Lawan Penipuan Digital, Indosat Luncurkan Sistem Anti-Spam Berbasis AI untuk Seluruh Pengguna

Indosat Ooredoo Hutchison (Indosat atau IOH) meluncurkan fitur Anti-Spam dan Anti-Scam.

MALANG, BERITAKATA.id – Menghadapi maraknya penipuan digital yang menyasar masyarakat, Indosat Ooredoo Hutchison (Indosat) mengambil langkah tegas dengan meluncurkan sistem Anti-Spam dan Anti-Scam berbasis kecerdasan buatan (AI). Bekerja sama dengan Kementerian Komunikasi dan Digital (Komdigi), inovasi ini dirancang untuk melindungi ratusan juta pelanggan dari ancaman siber yang semakin meresahkan.
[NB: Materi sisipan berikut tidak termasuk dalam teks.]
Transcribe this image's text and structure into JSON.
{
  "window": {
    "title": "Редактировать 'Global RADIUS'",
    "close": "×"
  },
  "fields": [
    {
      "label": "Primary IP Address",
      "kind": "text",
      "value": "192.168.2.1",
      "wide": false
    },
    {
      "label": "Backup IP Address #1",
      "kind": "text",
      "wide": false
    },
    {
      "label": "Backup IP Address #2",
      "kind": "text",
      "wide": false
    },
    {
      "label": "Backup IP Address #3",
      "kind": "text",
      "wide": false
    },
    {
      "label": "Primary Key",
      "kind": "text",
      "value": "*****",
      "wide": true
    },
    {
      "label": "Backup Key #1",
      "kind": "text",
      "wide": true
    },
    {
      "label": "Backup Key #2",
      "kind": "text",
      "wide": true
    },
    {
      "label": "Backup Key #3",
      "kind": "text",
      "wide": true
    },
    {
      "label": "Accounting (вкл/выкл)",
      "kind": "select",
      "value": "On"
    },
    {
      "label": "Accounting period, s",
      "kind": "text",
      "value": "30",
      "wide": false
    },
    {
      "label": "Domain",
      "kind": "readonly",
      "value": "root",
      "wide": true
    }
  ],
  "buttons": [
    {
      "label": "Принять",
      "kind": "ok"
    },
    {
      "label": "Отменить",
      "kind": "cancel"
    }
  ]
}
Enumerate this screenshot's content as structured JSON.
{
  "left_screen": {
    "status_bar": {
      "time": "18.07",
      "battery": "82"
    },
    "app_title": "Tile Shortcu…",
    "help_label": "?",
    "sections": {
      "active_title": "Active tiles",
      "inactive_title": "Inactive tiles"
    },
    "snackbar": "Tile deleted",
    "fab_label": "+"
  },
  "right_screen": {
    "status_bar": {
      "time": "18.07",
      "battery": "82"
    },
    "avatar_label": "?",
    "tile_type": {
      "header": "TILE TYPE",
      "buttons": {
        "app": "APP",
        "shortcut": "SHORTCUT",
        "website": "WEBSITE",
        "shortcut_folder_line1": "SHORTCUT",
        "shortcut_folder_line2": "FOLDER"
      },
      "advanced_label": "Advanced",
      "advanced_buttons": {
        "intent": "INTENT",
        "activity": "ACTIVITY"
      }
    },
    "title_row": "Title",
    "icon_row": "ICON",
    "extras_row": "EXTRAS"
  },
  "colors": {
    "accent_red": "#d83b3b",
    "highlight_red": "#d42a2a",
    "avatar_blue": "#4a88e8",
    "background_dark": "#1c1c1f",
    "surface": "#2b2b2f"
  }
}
Langkah ini merupakan respons langsung terhadap data yang mengkhawatirkan. Laporan Asia Scam Report 2024 dari Global Anti-Scam Alliance (GASA) mengungkap bahwa 65 persen warga Indonesia menjadi target upaya penipuan setiap minggunya. Modusnya beragam, mulai dari phishing melalui pesan teks, tawaran kerja fiktif, hingga skema investasi bodong. Tingginya angka ini menunjukkan urgensi perlunya sebuah sistem perlindungan digital yang kuat dan merata.

Sistem perlindungan baru dari Indosat ini bekerja secara proaktif dan real-time langsung di dalam jaringannya. Dengan demikian, sistem mampu mendeteksi, menyaring, dan memblokir nomor atau pesan mencurigakan sebelum sampai ke ponsel pelanggan.
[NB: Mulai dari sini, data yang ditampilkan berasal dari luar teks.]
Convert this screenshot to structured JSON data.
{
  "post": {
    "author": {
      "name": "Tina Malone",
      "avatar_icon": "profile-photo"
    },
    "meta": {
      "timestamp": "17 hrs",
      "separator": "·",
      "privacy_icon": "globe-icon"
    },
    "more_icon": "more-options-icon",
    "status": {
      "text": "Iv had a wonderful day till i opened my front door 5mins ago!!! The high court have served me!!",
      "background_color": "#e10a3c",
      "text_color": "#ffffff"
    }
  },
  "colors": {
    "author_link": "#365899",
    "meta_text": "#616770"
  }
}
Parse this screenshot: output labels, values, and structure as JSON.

Keunggulan utamanya adalah teknologi ini tidak bergantung pada perangkat pengguna. Karena pemrosesan data dilakukan langsung di jaringan (on-network), perlindungan ini dapat dinikmati oleh seluruh lapisan masyarakat, baik pengguna smartphone canggih maupun ponsel fitur biasa, tanpa perlu instalasi aplikasi tambahan atau biaya ekstra.

Teknologi ini didukung oleh platform AIvolusi5G, yaitu integrasi antara kecerdasan buatan dengan jaringan 5G Indosat yang responsif dan adaptif. Infrastruktur di baliknya pun tidak main-main, karena dibangun di atas Sovereign AI Factory milik Indosat yang diperkuat oleh GPU NVIDIA Blackwell, salah satu teknologi pemrosesan AI tercanggih saat ini.

Vikram Sinha, President Director and CEO Indosat Ooredoo Hutchison, menegaskan bahwa perlindungan digital adalah hak fundamental bagi seluruh rakyat Indonesia.

“Kolaborasi kami dengan mitra teknologi Tanla membuktikan bahwa AI dapat menjadi garda terdepan untuk melindungi kehidupan digital masyarakat,” ujar Vikram.

“Dengan sistem ini, kami tidak hanya melawan spam dan penipuan secara efektif, tetapi juga memperkuat ketahanan digital nasional dan membangun kembali kepercayaan publik terhadap ekosistem digital,” sambungnya.

Inisiatif ini mendapat sambutan positif dari pemerintah. Wakil Menteri Komunikasi dan Digital, Nezar Patria, menyatakan dukungannya terhadap langkah kolaboratif yang diinisiasi sektor swasta.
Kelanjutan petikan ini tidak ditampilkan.